Getting a handle on the state’s increasing health care costs is the top legislative priority for House Speaker Jose Oliva.
“48 percent of our budget this year will be health care,” said Oliva. "The current trajectory is such that it will take over half our budget in just two years.”
DeSantis says the lower price of Canadian drugs could reduce Medicaid and prison health care costs for the state.
A law passed by Congress in 2003 allows states to import medications from Canada if the country can prove it would lower costs, but any importing plan needs approval from the Department of Health and Human Services.
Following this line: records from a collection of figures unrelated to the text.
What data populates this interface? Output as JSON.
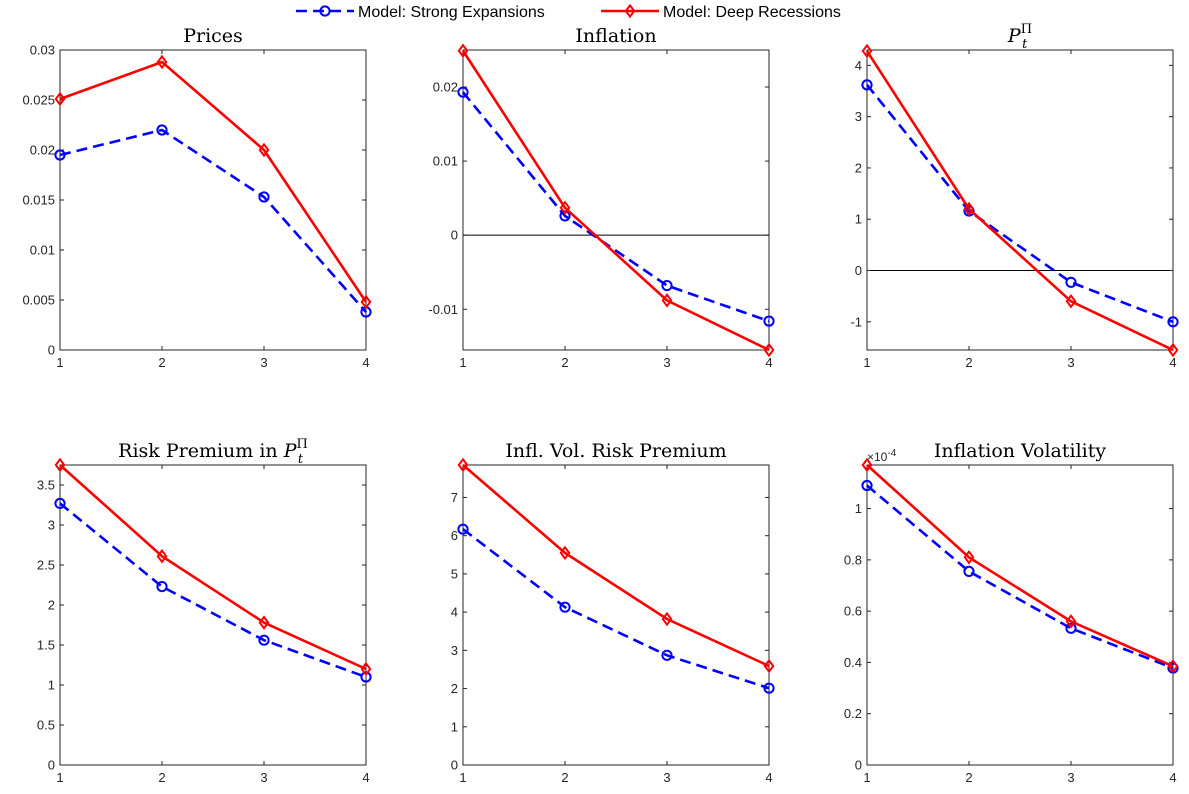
{
  "legend": {
    "entries": [
      {
        "label": "Model: Strong Expansions",
        "color": "#0000ff",
        "style": "dashed",
        "marker": "circle"
      },
      {
        "label": "Model: Deep Recessions",
        "color": "#ff0000",
        "style": "solid",
        "marker": "diamond"
      }
    ],
    "placement": "top-center"
  },
  "chart_data": [
    {
      "type": "line",
      "title": "Prices",
      "x": [
        1,
        2,
        3,
        4
      ],
      "xlim": [
        1,
        4
      ],
      "ylim": [
        0,
        0.03
      ],
      "xticks": [
        "1",
        "2",
        "3",
        "4"
      ],
      "yticks": [
        0,
        0.005,
        0.01,
        0.015,
        0.02,
        0.025,
        0.03
      ],
      "ytick_labels": [
        "0",
        "0.005",
        "0.01",
        "0.015",
        "0.02",
        "0.025",
        "0.03"
      ],
      "zero_line": false,
      "series": [
        {
          "name": "Model: Strong Expansions",
          "values": [
            0.0195,
            0.022,
            0.0153,
            0.0038
          ]
        },
        {
          "name": "Model: Deep Recessions",
          "values": [
            0.0251,
            0.0288,
            0.02,
            0.0048
          ]
        }
      ]
    },
    {
      "type": "line",
      "title": "Inflation",
      "x": [
        1,
        2,
        3,
        4
      ],
      "xlim": [
        1,
        4
      ],
      "ylim": [
        -0.0155,
        0.025
      ],
      "xticks": [
        "1",
        "2",
        "3",
        "4"
      ],
      "yticks": [
        -0.01,
        0,
        0.01,
        0.02
      ],
      "ytick_labels": [
        "-0.01",
        "0",
        "0.01",
        "0.02"
      ],
      "zero_line": true,
      "series": [
        {
          "name": "Model: Strong Expansions",
          "values": [
            0.0193,
            0.0026,
            -0.0068,
            -0.0116
          ]
        },
        {
          "name": "Model: Deep Recessions",
          "values": [
            0.0249,
            0.0037,
            -0.0088,
            -0.0155
          ]
        }
      ]
    },
    {
      "type": "line",
      "title": "P_t^Π",
      "title_main": "P",
      "title_sub": "t",
      "title_sup": "Π",
      "x": [
        1,
        2,
        3,
        4
      ],
      "xlim": [
        1,
        4
      ],
      "ylim": [
        -1.55,
        4.3
      ],
      "xticks": [
        "1",
        "2",
        "3",
        "4"
      ],
      "yticks": [
        -1,
        0,
        1,
        2,
        3,
        4
      ],
      "ytick_labels": [
        "-1",
        "0",
        "1",
        "2",
        "3",
        "4"
      ],
      "zero_line": true,
      "series": [
        {
          "name": "Model: Strong Expansions",
          "values": [
            3.62,
            1.16,
            -0.23,
            -1.0
          ]
        },
        {
          "name": "Model: Deep Recessions",
          "values": [
            4.28,
            1.2,
            -0.6,
            -1.55
          ]
        }
      ]
    },
    {
      "type": "line",
      "title": "Risk Premium in P_t^Π",
      "title_main": "Risk Premium in P",
      "title_sub": "t",
      "title_sup": "Π",
      "x": [
        1,
        2,
        3,
        4
      ],
      "xlim": [
        1,
        4
      ],
      "ylim": [
        0,
        3.75
      ],
      "xticks": [
        "1",
        "2",
        "3",
        "4"
      ],
      "yticks": [
        0,
        0.5,
        1,
        1.5,
        2,
        2.5,
        3,
        3.5
      ],
      "ytick_labels": [
        "0",
        "0.5",
        "1",
        "1.5",
        "2",
        "2.5",
        "3",
        "3.5"
      ],
      "zero_line": false,
      "series": [
        {
          "name": "Model: Strong Expansions",
          "values": [
            3.27,
            2.23,
            1.56,
            1.1
          ]
        },
        {
          "name": "Model: Deep Recessions",
          "values": [
            3.75,
            2.61,
            1.78,
            1.2
          ]
        }
      ]
    },
    {
      "type": "line",
      "title": "Infl. Vol. Risk Premium",
      "x": [
        1,
        2,
        3,
        4
      ],
      "xlim": [
        1,
        4
      ],
      "ylim": [
        0,
        7.85
      ],
      "xticks": [
        "1",
        "2",
        "3",
        "4"
      ],
      "yticks": [
        0,
        1,
        2,
        3,
        4,
        5,
        6,
        7
      ],
      "ytick_labels": [
        "0",
        "1",
        "2",
        "3",
        "4",
        "5",
        "6",
        "7"
      ],
      "zero_line": false,
      "series": [
        {
          "name": "Model: Strong Expansions",
          "values": [
            6.17,
            4.13,
            2.87,
            2.01
          ]
        },
        {
          "name": "Model: Deep Recessions",
          "values": [
            7.85,
            5.55,
            3.82,
            2.59
          ]
        }
      ]
    },
    {
      "type": "line",
      "title": "Inflation Volatility",
      "exponent_label": "×10",
      "exponent_power": "-4",
      "x": [
        1,
        2,
        3,
        4
      ],
      "xlim": [
        1,
        4
      ],
      "ylim": [
        0,
        1.17
      ],
      "xticks": [
        "1",
        "2",
        "3",
        "4"
      ],
      "yticks": [
        0,
        0.2,
        0.4,
        0.6,
        0.8,
        1
      ],
      "ytick_labels": [
        "0",
        "0.2",
        "0.4",
        "0.6",
        "0.8",
        "1"
      ],
      "zero_line": false,
      "series": [
        {
          "name": "Model: Strong Expansions",
          "values": [
            1.09,
            0.755,
            0.533,
            0.378
          ]
        },
        {
          "name": "Model: Deep Recessions",
          "values": [
            1.17,
            0.81,
            0.56,
            0.385
          ]
        }
      ]
    }
  ]
}
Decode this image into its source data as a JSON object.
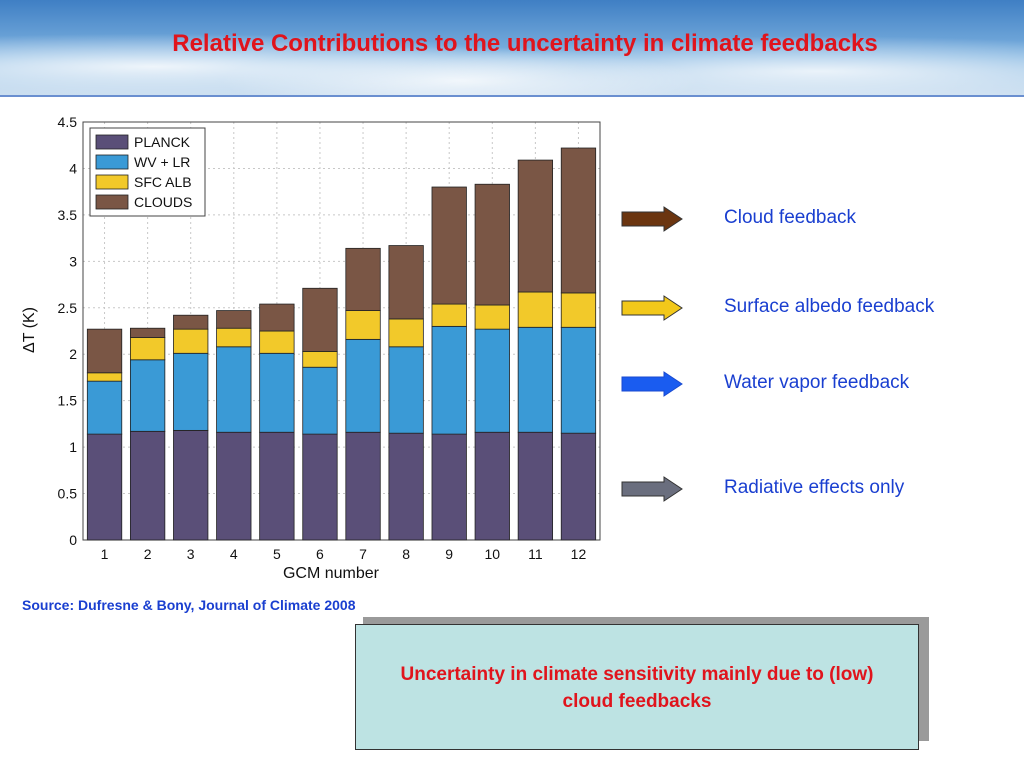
{
  "slide": {
    "title": "Relative Contributions to the uncertainty in climate feedbacks",
    "source": "Source: Dufresne & Bony, Journal of Climate 2008",
    "note": "Uncertainty in climate sensitivity mainly due to (low) cloud feedbacks"
  },
  "arrows": [
    {
      "label": "Cloud feedback",
      "color": "#6b3510"
    },
    {
      "label": "Surface albedo feedback",
      "color": "#f2c81a"
    },
    {
      "label": "Water vapor feedback",
      "color": "#1a5cf0"
    },
    {
      "label": "Radiative effects only",
      "color": "#6a6e7e"
    }
  ],
  "colors": {
    "PLANCK": "#5a4f78",
    "WV + LR": "#3a9ad6",
    "SFC ALB": "#f2c92a",
    "CLOUDS": "#7a5645"
  },
  "chart_data": {
    "type": "bar",
    "stacked": true,
    "xlabel": "GCM number",
    "ylabel": "ΔT (K)",
    "ylim": [
      0,
      4.5
    ],
    "yticks": [
      "0",
      "0.5",
      "1",
      "1.5",
      "2",
      "2.5",
      "3",
      "3.5",
      "4",
      "4.5"
    ],
    "grid": true,
    "legend": "top-left",
    "categories": [
      "1",
      "2",
      "3",
      "4",
      "5",
      "6",
      "7",
      "8",
      "9",
      "10",
      "11",
      "12"
    ],
    "series": [
      {
        "name": "PLANCK",
        "values": [
          1.14,
          1.17,
          1.18,
          1.16,
          1.16,
          1.14,
          1.16,
          1.15,
          1.14,
          1.16,
          1.16,
          1.15
        ]
      },
      {
        "name": "WV + LR",
        "values": [
          0.57,
          0.77,
          0.83,
          0.92,
          0.85,
          0.72,
          1.0,
          0.93,
          1.16,
          1.11,
          1.13,
          1.14
        ]
      },
      {
        "name": "SFC ALB",
        "values": [
          0.09,
          0.24,
          0.26,
          0.2,
          0.24,
          0.17,
          0.31,
          0.3,
          0.24,
          0.26,
          0.38,
          0.37
        ]
      },
      {
        "name": "CLOUDS",
        "values": [
          0.47,
          0.1,
          0.15,
          0.19,
          0.29,
          0.68,
          0.67,
          0.79,
          1.26,
          1.3,
          1.42,
          1.56
        ]
      }
    ]
  }
}
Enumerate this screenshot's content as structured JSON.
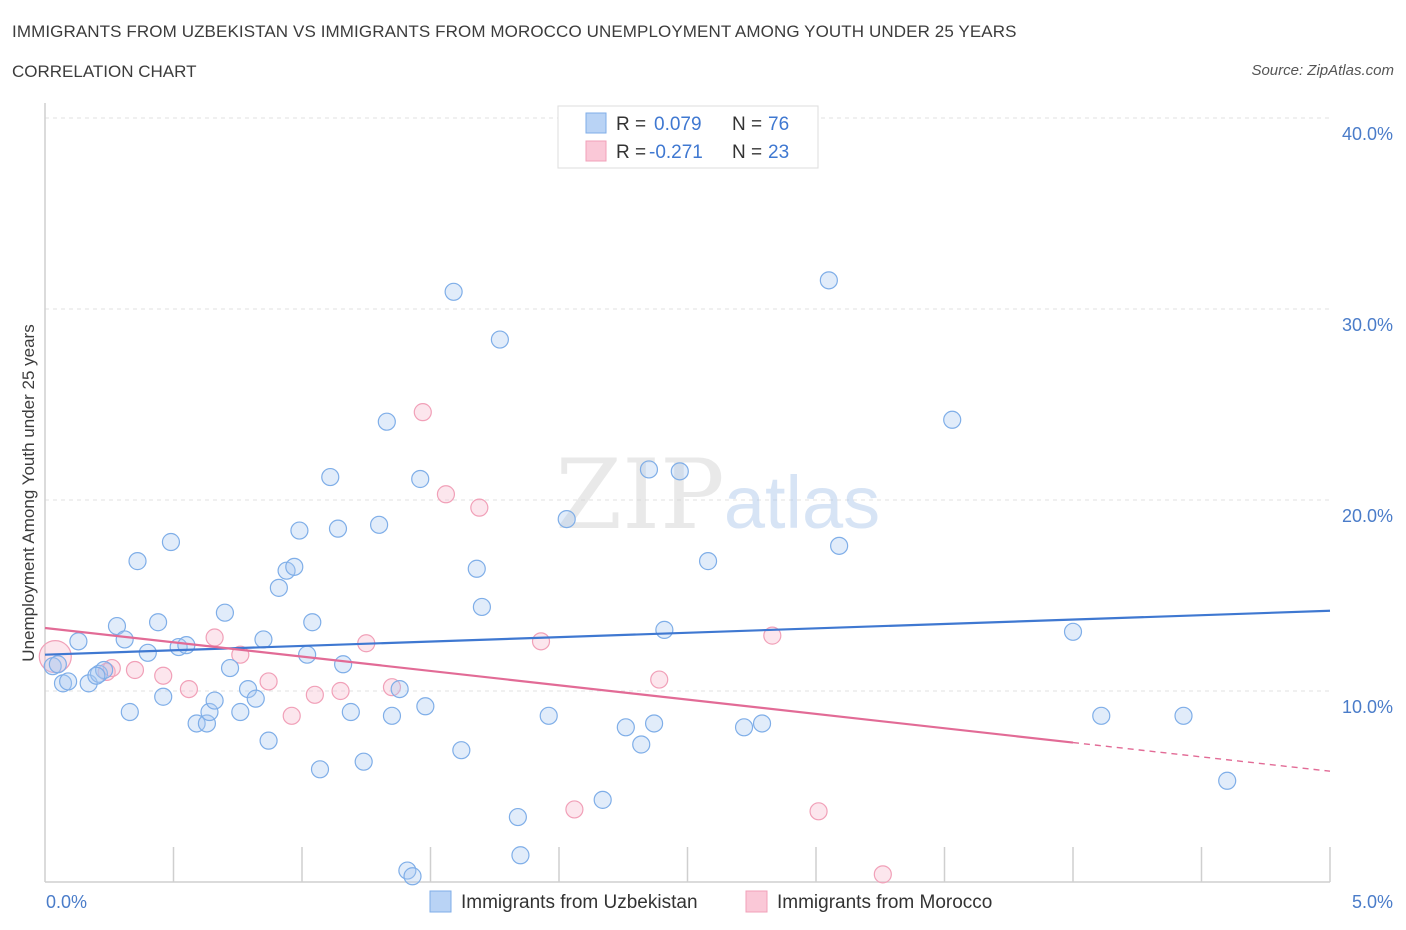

DeSantis’ plan would also allow wholesalers and pharmacists in the state to import prescriptions to lower costs for average Floridians.
But Senate President Bill Galvano worries that aspect wont sit well with the feds.
“Once you're moving across from state to state or from other countries to our state it's interstate commerce, and that's the province of the US Congress,” said Galvano.
Michael Jackson, Executive Vice President of the Florida Pharmacy Association, said he worries about the quality of imported drugs.
"Have they undergone scrutiny by the Food and Drug Administration? Are they safe? Do they meet all the standards for quality and effectiveness?” said Jackson.
In the 14 years the federal law has been on the books, not a single state has been given the green light to import Canadian drugs, though DeSantis says he has the backing of President Trump.
A bill to enact the Governor’s proposal has been filed in the House. It would direct the Agency for Health Care Administration to submit a proposal to the Federal Government by July of 2020.